In March, the President’s Task Force on 21st Century Policing released an interim report that recommends expanding the federal government’s already considerable role in the affairs of local police forces. Last week, in response to a question about the Baltimore riots, the President touted that report and reiterated his belief that expanded federal involvement is an appropriate and effective solution to the problem of police misconduct. In fact, however, expanding the federal government’s role in local policing is a terrible idea, as several commentators have pointed out.
At Reason.com, Ed Krayewski notes that, "Federal grants have helped militarize the police, expand the practice of asset forfeiture, and fuel the drug war." In view of this, he asks, "Why does the left still support federal control of local policing?"
In a column at USA Today, Glenn Reynolds observes that federal law enforcement agencies have, themselves, been prone to misconduct, and he suggests that:
If we’re really serious about increasing law enforcement accountability, we should end civil service protections for federal employees, while outlawing public employee unions. We should also abolish governmental immunity for federal, state, and local employees, forcing them to face civil lawsuits for illegal behavior, just as the rest of us must do.
I like Glenn’s suggestions, but I would add one more. When he appoints federal judges, the President should choose people who recognize, and are willing to enforce, existing Constitutional protections against police misconduct — people like Pamela Harris and Janice Rogers Brown.
Judge Harris’s Dissent in Kane v. Lewis
In a previous newsletter I mentioned the case of Kane v. Lewis, in which the US Court of Appeals for the Fourth Circuit overturned a jury’s award of damages to the father of a young man who was killed by the police in the course of a 4:30 am, "no-knock," SWAT raid. I neglected to mention, however, Judge Pamela Harris’s forceful dissent. Judge Harris not only explains why, as a matter of law, the jury’s decision should have been upheld; she also summarizes the facts of the case in a way that vividly illustrates why the current practice of using SWAT raids to serve low-level drug warrants so often ends in violence and death:
That precise sequence of events — a surprised and defensive reaction by a resident, to which the police respond with force — is exactly what the knock-and-announce rule is intended to prevent. … To my mind, the jury’s verdict in this case represents a substantially supported and eminently reasonable effort to hold police officers accountable for an unnecessary death — one that could have been avoided had the Officers complied with their Fourth Amendment obligation to announce themselves before breaking into [the suspect’s] apartment in the middle of the night.

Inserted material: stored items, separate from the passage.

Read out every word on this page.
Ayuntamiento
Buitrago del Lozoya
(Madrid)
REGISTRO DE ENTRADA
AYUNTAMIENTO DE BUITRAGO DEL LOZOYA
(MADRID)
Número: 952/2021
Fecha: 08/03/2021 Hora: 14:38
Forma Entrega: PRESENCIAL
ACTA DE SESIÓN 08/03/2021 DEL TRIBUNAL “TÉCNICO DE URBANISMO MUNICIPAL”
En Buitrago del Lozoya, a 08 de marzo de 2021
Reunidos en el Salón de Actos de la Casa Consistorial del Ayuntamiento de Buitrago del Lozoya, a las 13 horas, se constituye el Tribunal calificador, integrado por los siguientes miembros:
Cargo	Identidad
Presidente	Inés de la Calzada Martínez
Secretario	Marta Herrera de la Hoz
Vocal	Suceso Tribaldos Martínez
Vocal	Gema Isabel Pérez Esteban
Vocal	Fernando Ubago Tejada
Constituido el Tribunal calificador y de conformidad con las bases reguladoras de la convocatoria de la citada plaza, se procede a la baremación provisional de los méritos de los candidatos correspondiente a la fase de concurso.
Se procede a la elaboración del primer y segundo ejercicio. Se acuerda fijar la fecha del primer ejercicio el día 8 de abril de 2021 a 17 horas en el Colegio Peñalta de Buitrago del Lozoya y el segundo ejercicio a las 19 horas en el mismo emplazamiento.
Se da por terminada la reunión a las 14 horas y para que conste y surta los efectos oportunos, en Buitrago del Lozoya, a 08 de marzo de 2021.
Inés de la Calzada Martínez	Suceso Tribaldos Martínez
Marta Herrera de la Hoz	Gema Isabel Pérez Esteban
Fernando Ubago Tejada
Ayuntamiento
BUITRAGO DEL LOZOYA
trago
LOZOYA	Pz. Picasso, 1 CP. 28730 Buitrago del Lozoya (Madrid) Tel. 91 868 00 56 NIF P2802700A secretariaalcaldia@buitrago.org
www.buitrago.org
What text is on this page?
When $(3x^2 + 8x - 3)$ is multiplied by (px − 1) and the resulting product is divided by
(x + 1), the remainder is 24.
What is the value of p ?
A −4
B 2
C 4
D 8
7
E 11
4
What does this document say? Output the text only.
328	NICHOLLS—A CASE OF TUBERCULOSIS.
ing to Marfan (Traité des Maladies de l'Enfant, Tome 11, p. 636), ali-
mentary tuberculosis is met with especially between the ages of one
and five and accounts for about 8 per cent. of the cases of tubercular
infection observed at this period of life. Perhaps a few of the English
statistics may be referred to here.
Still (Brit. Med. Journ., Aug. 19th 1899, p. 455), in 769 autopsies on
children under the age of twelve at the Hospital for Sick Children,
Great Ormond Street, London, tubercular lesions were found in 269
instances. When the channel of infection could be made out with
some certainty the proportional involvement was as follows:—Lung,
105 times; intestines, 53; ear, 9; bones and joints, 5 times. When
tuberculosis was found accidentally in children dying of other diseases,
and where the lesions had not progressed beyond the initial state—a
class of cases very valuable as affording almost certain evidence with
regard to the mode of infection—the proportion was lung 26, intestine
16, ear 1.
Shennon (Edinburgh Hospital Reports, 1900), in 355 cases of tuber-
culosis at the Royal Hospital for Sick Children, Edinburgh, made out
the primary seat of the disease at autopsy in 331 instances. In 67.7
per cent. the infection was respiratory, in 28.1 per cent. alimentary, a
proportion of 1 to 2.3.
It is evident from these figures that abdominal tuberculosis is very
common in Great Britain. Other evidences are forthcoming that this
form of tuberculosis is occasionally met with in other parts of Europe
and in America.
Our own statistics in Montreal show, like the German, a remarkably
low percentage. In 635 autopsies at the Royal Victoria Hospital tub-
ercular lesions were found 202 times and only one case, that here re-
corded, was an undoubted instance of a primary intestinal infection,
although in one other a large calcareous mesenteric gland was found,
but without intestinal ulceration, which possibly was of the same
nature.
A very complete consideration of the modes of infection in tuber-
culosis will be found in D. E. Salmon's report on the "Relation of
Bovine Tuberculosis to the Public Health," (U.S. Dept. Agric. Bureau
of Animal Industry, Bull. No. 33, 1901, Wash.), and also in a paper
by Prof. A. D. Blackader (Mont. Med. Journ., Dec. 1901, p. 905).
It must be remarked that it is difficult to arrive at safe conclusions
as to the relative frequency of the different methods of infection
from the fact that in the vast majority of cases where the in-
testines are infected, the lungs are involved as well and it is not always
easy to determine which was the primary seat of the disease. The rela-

Judge Brown’s Concurrence in United States v. Gross
A post by Jonathan Banks at the Cato at Liberty blog includes an excerpt from a concurrence written by Judge Janice Rogers Brown in United States v. Gross. At issue in the case was the constitutionality of the DC police’s use of a roving Gun Recovery Unit to find and confiscate illegal firearms in high-crime neighborhoods. After regretfully acknowledging her duty to abide by Supreme Court precedent, Judge Brown goes on to say:
Despite lacking any semblance of particularized suspicion when the initial contact is made, the police subject these individuals to intrusive searches unless they can prove their innocence. Our case law considers such a policy consistent with the Fourth Amendment. I continue to think this is error. Our jurisprudence perpetuates a fiction of voluntary consent where none exists.
As a thought experiment, try to imagine this scene in Georgetown. Would residents of that neighborhood maintain there was no pressure to comply, if the District’s police officers patrolled Prospect Street in tactical gear, questioning each person they encountered about whether they were carrying an illegal firearm?
With the guise of voluntary consent stripped away, the reality of the District’s regime is revealed. It is a rolling roadblock that sweeps citizens up at random and subjects them to undesired police interactions culminating in a search of their persons and effects. If the Fourth Amendment is intended to offer meaningful protection … the voluntary consent exemption cannot be used to engage with members of the public en masse and at random to fabricate articulable suspicions for virtually every citizen officers encounter on patrol. (Internal citations omitted.)
If the President really wants to find ways of discouraging police misconduct and improving relations between the police and the public, maybe he should stop convening task forces, and, instead, have a chat with Judge Harris and Judge Brown about reviving the Fourth Amendment.